› Por María Inés Krimer
Guillermo Saccomanno me avisa que murió Antonio Dal Masetto. Miro a través de la ventana. La luz atraviesa las hojas del árbol y cae sobre el cantero de la plaza. En la esquina, una empresa de mudanzas baja un sillón oscuro, que se mueve en el aire. Corto y busco en mi biblioteca el cuento de Antonio: “El padre”. Frases, un lugar en el mapa. Recuerdo que mis primeras lecturas venían de los libros que papá traía de la Asociación Israelita. Tenía que apurarme porque los sacaba un lunes y había que devolverlos el viernes. Ahí empezó una carrera alocada, mezclando Ana Frank con Zola, la colección Robin Hood con los rusos. Un libro llevaba a otro. Cada vez tenía más hambre. Me zambullía en la lectura como en una mina a cielo abierto o en una noche cerrada.

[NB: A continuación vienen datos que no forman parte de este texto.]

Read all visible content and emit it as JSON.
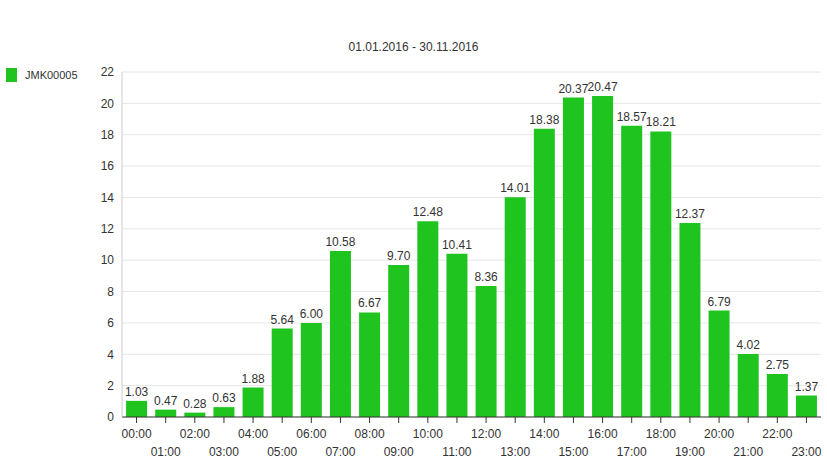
{
  "chart_data": {
    "type": "bar",
    "title": "01.01.2016 - 30.11.2016",
    "categories": [
      "00:00",
      "01:00",
      "02:00",
      "03:00",
      "04:00",
      "05:00",
      "06:00",
      "07:00",
      "08:00",
      "09:00",
      "10:00",
      "11:00",
      "12:00",
      "13:00",
      "14:00",
      "15:00",
      "16:00",
      "17:00",
      "18:00",
      "19:00",
      "20:00",
      "21:00",
      "22:00",
      "23:00"
    ],
    "series": [
      {
        "name": "JMK00005",
        "color": "#1fc41f",
        "values": [
          1.03,
          0.47,
          0.28,
          0.63,
          1.88,
          5.64,
          6.0,
          10.58,
          6.67,
          9.7,
          12.48,
          10.41,
          8.36,
          14.01,
          18.38,
          20.37,
          20.47,
          18.57,
          18.21,
          12.37,
          6.79,
          4.02,
          2.75,
          1.37
        ],
        "value_labels": [
          "1.03",
          "0.47",
          "0.28",
          "0.63",
          "1.88",
          "5.64",
          "6.00",
          "10.58",
          "6.67",
          "9.70",
          "12.48",
          "10.41",
          "8.36",
          "14.01",
          "18.38",
          "20.37",
          "20.47",
          "18.57",
          "18.21",
          "12.37",
          "6.79",
          "4.02",
          "2.75",
          "1.37"
        ]
      }
    ],
    "ylim": [
      0,
      22
    ],
    "yticks": [
      0,
      2,
      4,
      6,
      8,
      10,
      12,
      14,
      16,
      18,
      20,
      22
    ],
    "grid": true,
    "legend": "top-left",
    "data_labels": true
  }
}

Años después viajé a Buenos Aires para anotarme en el taller de Antonio. Pienso en la primera impresión, cuando un hombre con gesto adusto y andar pausado abrió la puerta del departamento del Bajo y me invitó a entrar. Aunque el contrafrente era silencioso, el ruido de Córdoba se oía a través de las persianas. En la penumbra los objetos se volvían familiares: una máquina de escribir, una cafetera, un paquete de galletitas y libros en el piso, en los estantes. Pavese, Vittorini, Calvino, Pratolini, Camon. Sobre la mesa de la cocina había cajas de zapatos repletas de fichas manuscritas. Antonio las consultaba con dedos ágiles. Yo leía mi cuento en voz alta, él sacaba una tarjeta y volvía a guardarla.

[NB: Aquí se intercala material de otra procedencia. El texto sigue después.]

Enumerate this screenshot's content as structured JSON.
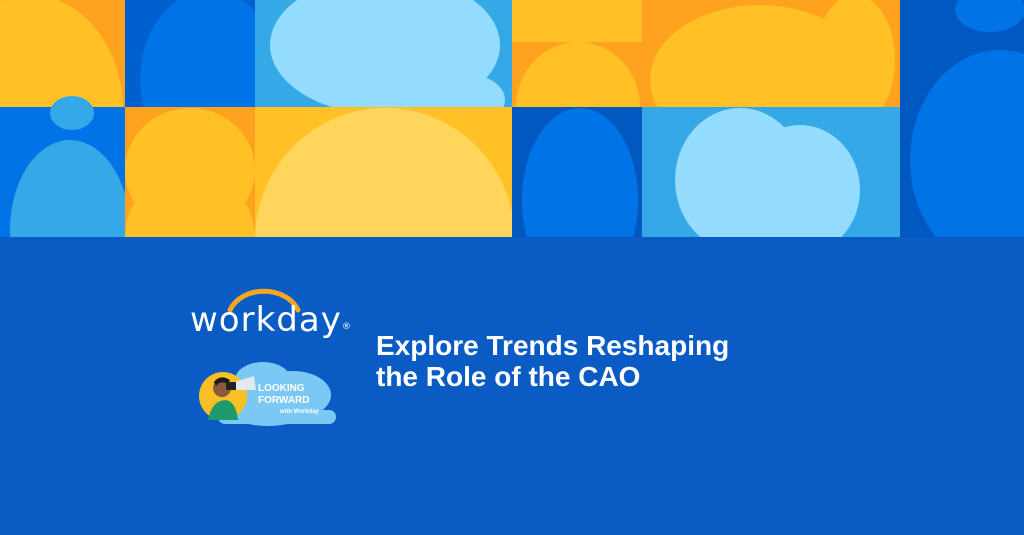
{
  "brand": {
    "name": "workday",
    "registered": "®"
  },
  "badge": {
    "line1": "LOOKING",
    "line2": "FORWARD",
    "line3": "with Workday"
  },
  "headline": {
    "line1": "Explore Trends Reshaping",
    "line2": "the Role of the CAO"
  },
  "colors": {
    "background": "#0a5cc4",
    "yellow": "#ffc125",
    "orange": "#ffa21f",
    "pale_yellow": "#ffd55c",
    "blue": "#0073e6",
    "sky": "#35a8e8",
    "light_sky": "#93dcfd",
    "arc": "#f5a623"
  }
}
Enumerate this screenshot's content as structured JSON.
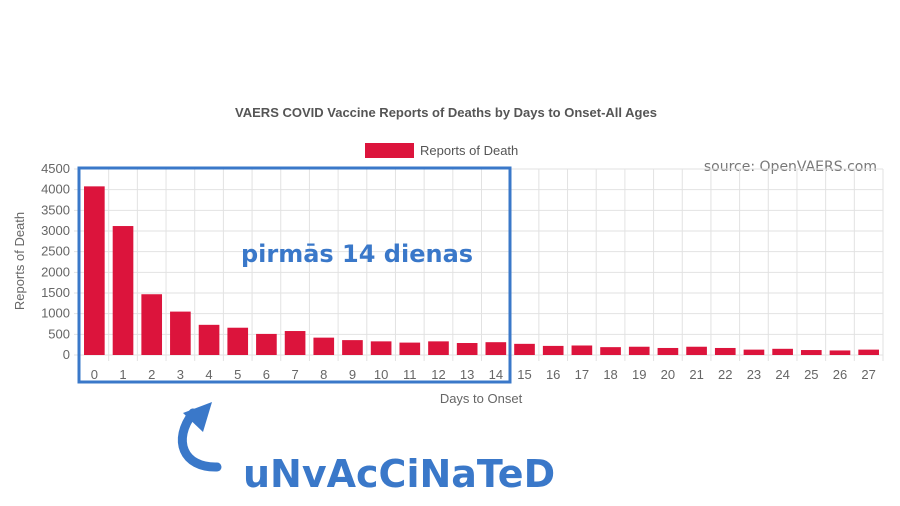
{
  "chart_data": {
    "type": "bar",
    "title": "VAERS COVID Vaccine Reports of Deaths by Days to Onset-All Ages",
    "xlabel": "Days to Onset",
    "ylabel": "Reports of Death",
    "ylim": [
      0,
      4500
    ],
    "yticks": [
      0,
      500,
      1000,
      1500,
      2000,
      2500,
      3000,
      3500,
      4000,
      4500
    ],
    "grid": true,
    "legend_position": "top-center",
    "bar_color": "#dc143c",
    "categories": [
      "0",
      "1",
      "2",
      "3",
      "4",
      "5",
      "6",
      "7",
      "8",
      "9",
      "10",
      "11",
      "12",
      "13",
      "14",
      "15",
      "16",
      "17",
      "18",
      "19",
      "20",
      "21",
      "22",
      "23",
      "24",
      "25",
      "26",
      "27"
    ],
    "series": [
      {
        "name": "Reports of Death",
        "values": [
          4080,
          3120,
          1470,
          1050,
          730,
          660,
          510,
          580,
          420,
          360,
          330,
          300,
          330,
          290,
          310,
          270,
          220,
          230,
          190,
          200,
          170,
          200,
          170,
          130,
          150,
          120,
          110,
          130
        ]
      }
    ]
  },
  "source_label": "source: OpenVAERS.com",
  "annotation": {
    "box_label": "pirmās 14 dienas",
    "bottom_label": "uNvAcCiNaTeD",
    "color": "#3a78c9"
  }
}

Fueron pocos encuentros. Por ese entonces perdí a mi marido en un accidente y tuve que suspender mis viajes. Le escribí una carta para explicar el motivo de mi ausencia. Me contestó con afecto. Más tarde volví a encontrarlo en algunas presentaciones de libros. Me preguntaba si seguía escribiendo. Ya instalada en Buenos Aires, a veces pasaba por el edificio del Bajo: el contenido de esas cajas de zapatos me ayudó a entender qué buscaba yo con la lectura. Antonio lo supo desde siempre: “Yo devoraba esas páginas de aquel libro traducido vaya a saber por quién, llegado a esa biblioteca de pueblo de la llanura pampeana vaya a saber por qué caminos, y ahora me estaba hablando a mí. Y fue como una iluminación, un acontecimiento extraordinario, porque ese texto, esas memorias, me estaban diciendo que en alguna parte había alguien similar a mí. Y en la cabeza de aquel chico que yo era debió ir conformándose la sorprendente y reconfortante conclusión que podría resumirse más o menos así: Entonces no estoy solo en el mundo”.